ATLANTA - Lawyers for a man convicted of murder for fatally shooting his wife as they rode in an SUV in Atlanta say he did not have a fair trial and are asking Georgia’s highest court to overturn his conviction.
Claud "Tex" McIver, 79, is serving a life sentence after being convicted of felony murder and other charges in the 2016 shooting of his wife, 64-year-old Diane McIver.
There was never any dispute that McIver shot his wife — the question at trial was whether he meant to. Prosecutors said he was driven to kill her because he coveted his wife’s money. Defense attorneys said that was nonsense, that McIver loved his wife dearly and her death was a terrible accident.
McIver was convicted in April 2018 of charges including felony murder and aggravated assault. The Georgia Supreme Court is set to hear oral arguments Wednesday on his appeal of his convictions.
The McIvers were wealthy and well-connected. He was a partner at a prominent labor and employment law firm and served on the state election board. She was president of U.S. Enterprises Inc., the parent company of Corey Airport Services, where she had worked for 43 years.
Dani Jo Carter, a close friend of Diane McIver, was driving the couple’s Ford Expedition the evening of Sept. 25, 2016, as the three returned from a weekend at the McIvers’ horse farm about 75 miles (120 kilometers) east of Atlanta. Diane McIver was in the front passenger seat and Tex McIver was in the back seat behind his wife.
With traffic heavy on the interstate, Carter exited in downtown Atlanta. McIver asked his wife to get his gun from the center console and hand it to him. A short while later, McIver fired the gun once, striking his wife in the back. Carter drove to a hospital where Diane McIver died.
A family friend told news outlets several days after the shooting that the McIvers had worried about unrest surrounding Black Lives Matter protests and feared a carjacking. A few days later, McIver’s attorney at the time told The Atlanta Journal-Constitution there had been no concern about protesters but rather about people in the street in an area frequented by homeless people.
Police in 2016 charged McIver with felony involuntary manslaughter and misdemeanor reckless conduct. But a Fulton County grand jury in 2017 indicted him on charges including murder.
In their appeal, McIver’s attorneys have argued that Fulton County Superior Court Chief Judge Robert McBurney made multiple mistakes during the trial, and the conviction should be reversed.
McBurney was wrong when he refused to tell the jury they could find McIver guilty of misdemeanor involuntary manslaughter based on evidence at trial, McIver’s lawyers argue in a brief submitted to the high court. Georgia law says that if evidence exists that a defendant committed a lesser crime, the jury should be given that option, they wrote. Misdemeanor involuntary manslaughter is when someone engages in lawful behavior in an unlawful way that unintentionally causes a death.
Prosecutors argue that McBurney was correct in his instructions to the jury. There was no basis for a misdemeanor involuntary manslaughter charge because no evidence showed that McIver was acting lawfully when the gun fired and his handling of the gun amounted to reckless conduct, they wrote. Furthermore, state lawyers argue, the jury ultimately convicted McIver of aggravated assault and felony murder rather than felony involuntary manslaughter, and it’s unlikely that the court’s decision not to include a misdemeanor involuntary manslaughter charge affected the verdict.
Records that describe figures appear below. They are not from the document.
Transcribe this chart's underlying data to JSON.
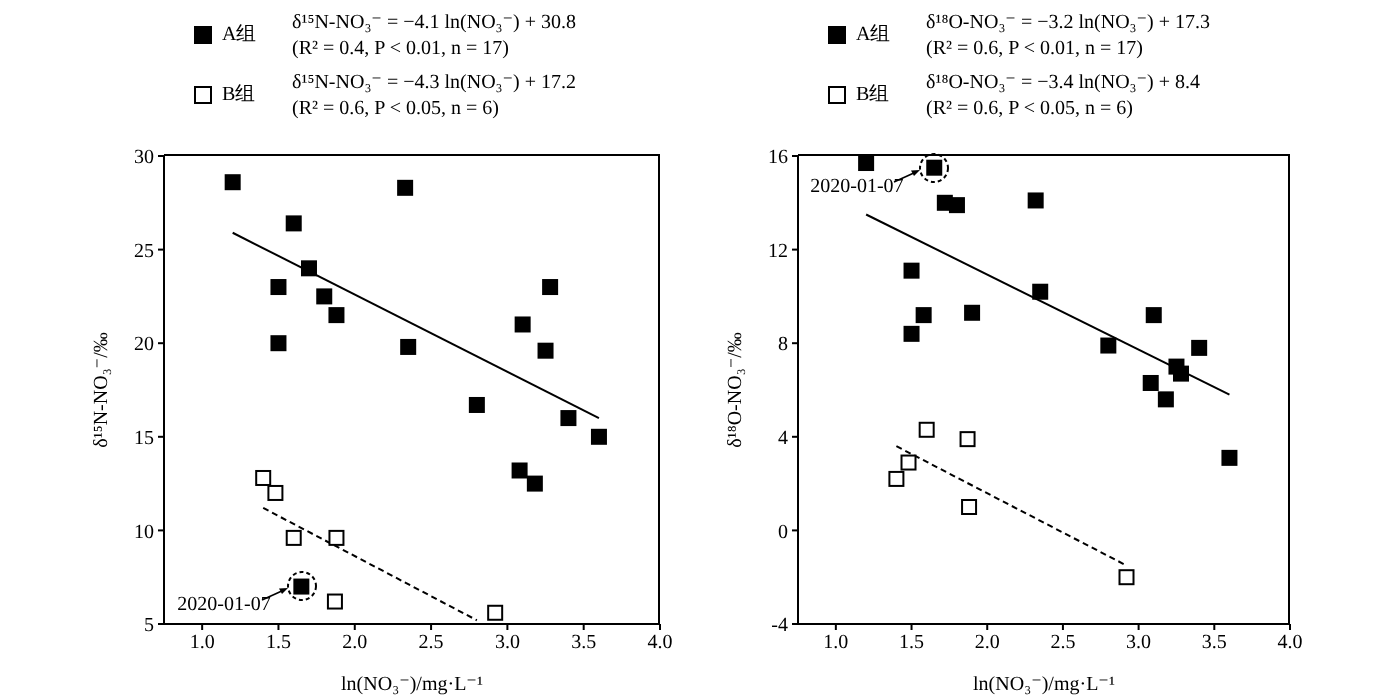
{
  "chart_data": [
    {
      "type": "scatter",
      "xlabel": "ln(NO₃⁻)/mg·L⁻¹",
      "ylabel": "δ¹⁵N-NO₃⁻/‰",
      "xlim": [
        0.75,
        4.0
      ],
      "ylim": [
        5,
        30
      ],
      "xticks": [
        {
          "value": 1,
          "label": "1.0"
        },
        {
          "value": 1.5,
          "label": "1.5"
        },
        {
          "value": 2,
          "label": "2.0"
        },
        {
          "value": 2.5,
          "label": "2.5"
        },
        {
          "value": 3,
          "label": "3.0"
        },
        {
          "value": 3.5,
          "label": "3.5"
        },
        {
          "value": 4,
          "label": "4.0"
        }
      ],
      "yticks": [
        5,
        10,
        15,
        20,
        25,
        30
      ],
      "legend": "top",
      "series": [
        {
          "name": "A组",
          "color": "#000000",
          "marker": "square",
          "x": [
            1.2,
            1.6,
            1.5,
            1.7,
            1.8,
            1.88,
            1.5,
            2.33,
            2.35,
            2.8,
            3.08,
            3.18,
            3.1,
            3.25,
            3.28,
            3.4,
            3.6
          ],
          "values": [
            28.6,
            26.4,
            23,
            24,
            22.5,
            21.5,
            20,
            28.3,
            19.8,
            16.7,
            13.2,
            12.5,
            21,
            19.6,
            23,
            16,
            15
          ]
        },
        {
          "name": "B组",
          "color": "#ffffff",
          "marker": "square",
          "x": [
            1.4,
            1.48,
            1.6,
            1.88,
            1.87,
            2.92
          ],
          "values": [
            12.8,
            12,
            9.6,
            9.6,
            6.2,
            5.6
          ]
        },
        {
          "color": "#000000",
          "marker": "square",
          "x": [
            1.65
          ],
          "values": [
            7
          ]
        },
        {
          "type": "line",
          "color": "#000000",
          "marker": "none",
          "line_style": "solid",
          "x": [
            1.2,
            3.6
          ],
          "values": [
            25.9,
            16
          ]
        },
        {
          "type": "line",
          "color": "#000000",
          "marker": "none",
          "line_style": "dashed",
          "x": [
            1.4,
            2.8
          ],
          "values": [
            11.2,
            5.2
          ]
        }
      ],
      "annotations": [
        "δ¹⁵N-NO₃⁻ = −4.1 ln(NO₃⁻) + 30.8",
        "(R² = 0.4, P < 0.01, n = 17)",
        "δ¹⁵N-NO₃⁻ = −4.3 ln(NO₃⁻) + 17.2",
        "(R² = 0.6, P < 0.05, n = 6)",
        {
          "text": "2020-01-07",
          "x": 1.65,
          "y": 7
        }
      ]
    },
    {
      "type": "scatter",
      "xlabel": "ln(NO₃⁻)/mg·L⁻¹",
      "ylabel": "δ¹⁸O-NO₃⁻/‰",
      "xlim": [
        0.75,
        4.0
      ],
      "ylim": [
        -4,
        16
      ],
      "xticks": [
        {
          "value": 1,
          "label": "1.0"
        },
        {
          "value": 1.5,
          "label": "1.5"
        },
        {
          "value": 2,
          "label": "2.0"
        },
        {
          "value": 2.5,
          "label": "2.5"
        },
        {
          "value": 3,
          "label": "3.0"
        },
        {
          "value": 3.5,
          "label": "3.5"
        },
        {
          "value": 4,
          "label": "4.0"
        }
      ],
      "yticks": [
        -4,
        0,
        4,
        8,
        12,
        16
      ],
      "legend": "top",
      "series": [
        {
          "name": "A组",
          "color": "#000000",
          "marker": "square",
          "x": [
            1.2,
            1.5,
            1.5,
            1.58,
            1.72,
            1.8,
            1.9,
            2.32,
            2.35,
            2.8,
            3.08,
            3.1,
            3.18,
            3.25,
            3.28,
            3.4,
            3.6
          ],
          "values": [
            15.7,
            11.1,
            8.4,
            9.2,
            14,
            13.9,
            9.3,
            14.1,
            10.2,
            7.9,
            6.3,
            9.2,
            5.6,
            7,
            6.7,
            7.8,
            3.1
          ]
        },
        {
          "name": "B组",
          "color": "#ffffff",
          "marker": "square",
          "x": [
            1.4,
            1.48,
            1.6,
            1.87,
            1.88,
            2.92
          ],
          "values": [
            2.2,
            2.9,
            4.3,
            3.9,
            1,
            -2
          ]
        },
        {
          "color": "#000000",
          "marker": "square",
          "x": [
            1.65
          ],
          "values": [
            15.5
          ]
        },
        {
          "type": "line",
          "color": "#000000",
          "marker": "none",
          "line_style": "solid",
          "x": [
            1.2,
            3.6
          ],
          "values": [
            13.5,
            5.8
          ]
        },
        {
          "type": "line",
          "color": "#000000",
          "marker": "none",
          "line_style": "dashed",
          "x": [
            1.4,
            2.92
          ],
          "values": [
            3.6,
            -1.5
          ]
        }
      ],
      "annotations": [
        "δ¹⁸O-NO₃⁻ = −3.2 ln(NO₃⁻) + 17.3",
        "(R² = 0.6, P < 0.01, n = 17)",
        "δ¹⁸O-NO₃⁻ = −3.4 ln(NO₃⁻) + 8.4",
        "(R² = 0.6, P < 0.05, n = 6)",
        {
          "text": "2020-01-07",
          "x": 1.65,
          "y": 15.5
        }
      ]
    }
  ]
}
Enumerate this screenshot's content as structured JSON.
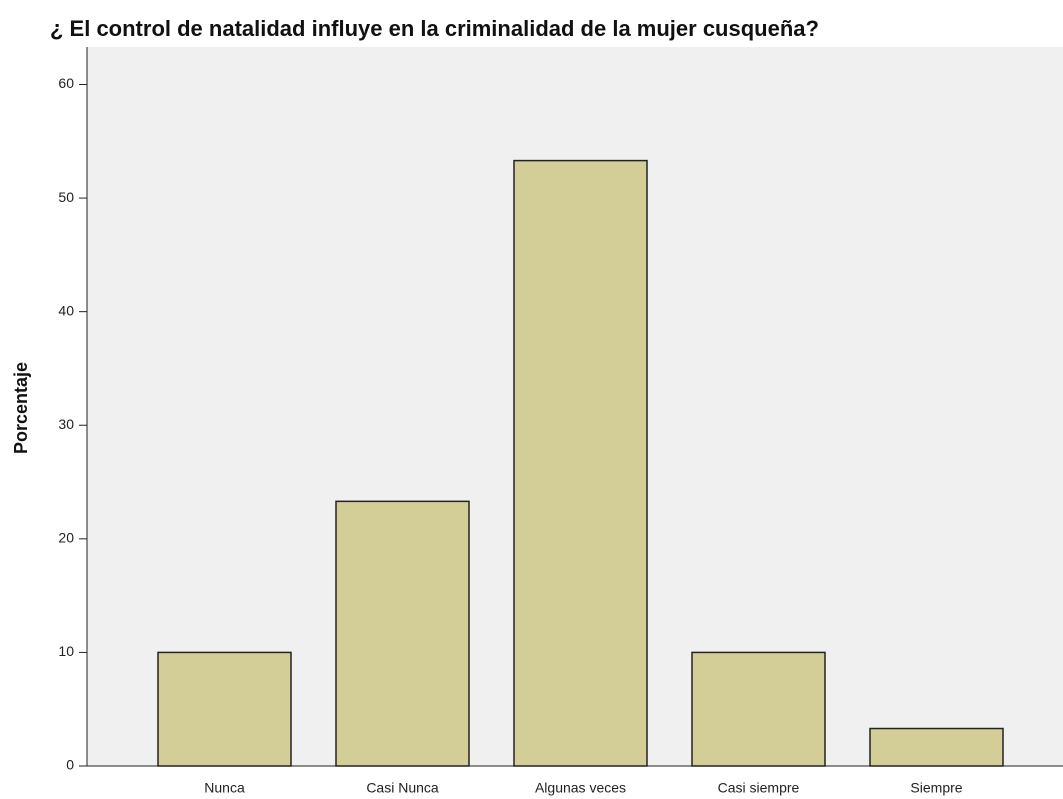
{
  "chart_data": {
    "type": "bar",
    "title": "¿ El control de natalidad influye en la criminalidad de la mujer cusqueña?",
    "y_label": "Porcentaje",
    "categories": [
      "Nunca",
      "Casi Nunca",
      "Algunas veces",
      "Casi siempre",
      "Siempre"
    ],
    "values": [
      10.0,
      23.3,
      53.3,
      10.0,
      3.3
    ],
    "color": "#d3ce97",
    "ylim": [
      0,
      63.3
    ],
    "yticks": [
      0,
      10,
      20,
      30,
      40,
      50,
      60
    ],
    "grid": false
  }
}
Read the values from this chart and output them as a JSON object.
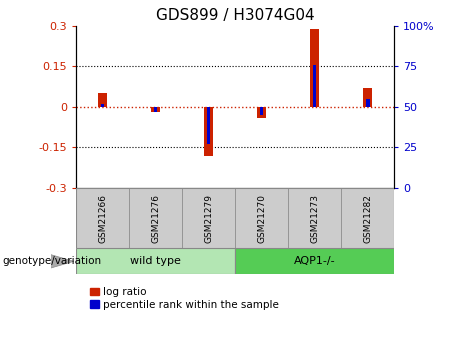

It was also improper for McBurney to allow the jurors during their deliberations to examine the McIvers’ SUV and experiment with possible angles of the gunshot, McIver’s lawyers wrote.
The state has countered that jurors had already been allowed to see the SUV during the trial and no new evidence was admitted during that second viewing.
When jurors sent a note indicating they were at an impasse, the judge was wrong not to tell them not to sacrifice a firmly held belief and that a hung jury was permissible when he instructed them to keep deliberating, McIver’s lawyers argue. But prosecutors argue that McBurney properly exercised his discretion in giving the instruction and that McIver’s lawyers have not shown that the verdict was the result of coercion.
McBurney should not have allowed prosecutors to needlessly introduce speculative but baseless theories for a motive for McIver to kill his wife, as well as suggestions of racial bias, his lawyers argue. That evidence served only to prejudice the jury against McIver, they wrote.
State lawyers argue that the financial evidence was necessary to show his motive and intent and the references to Black Lives Matter was one of multiple conflicting stories McIver gave about why he asked for his gun.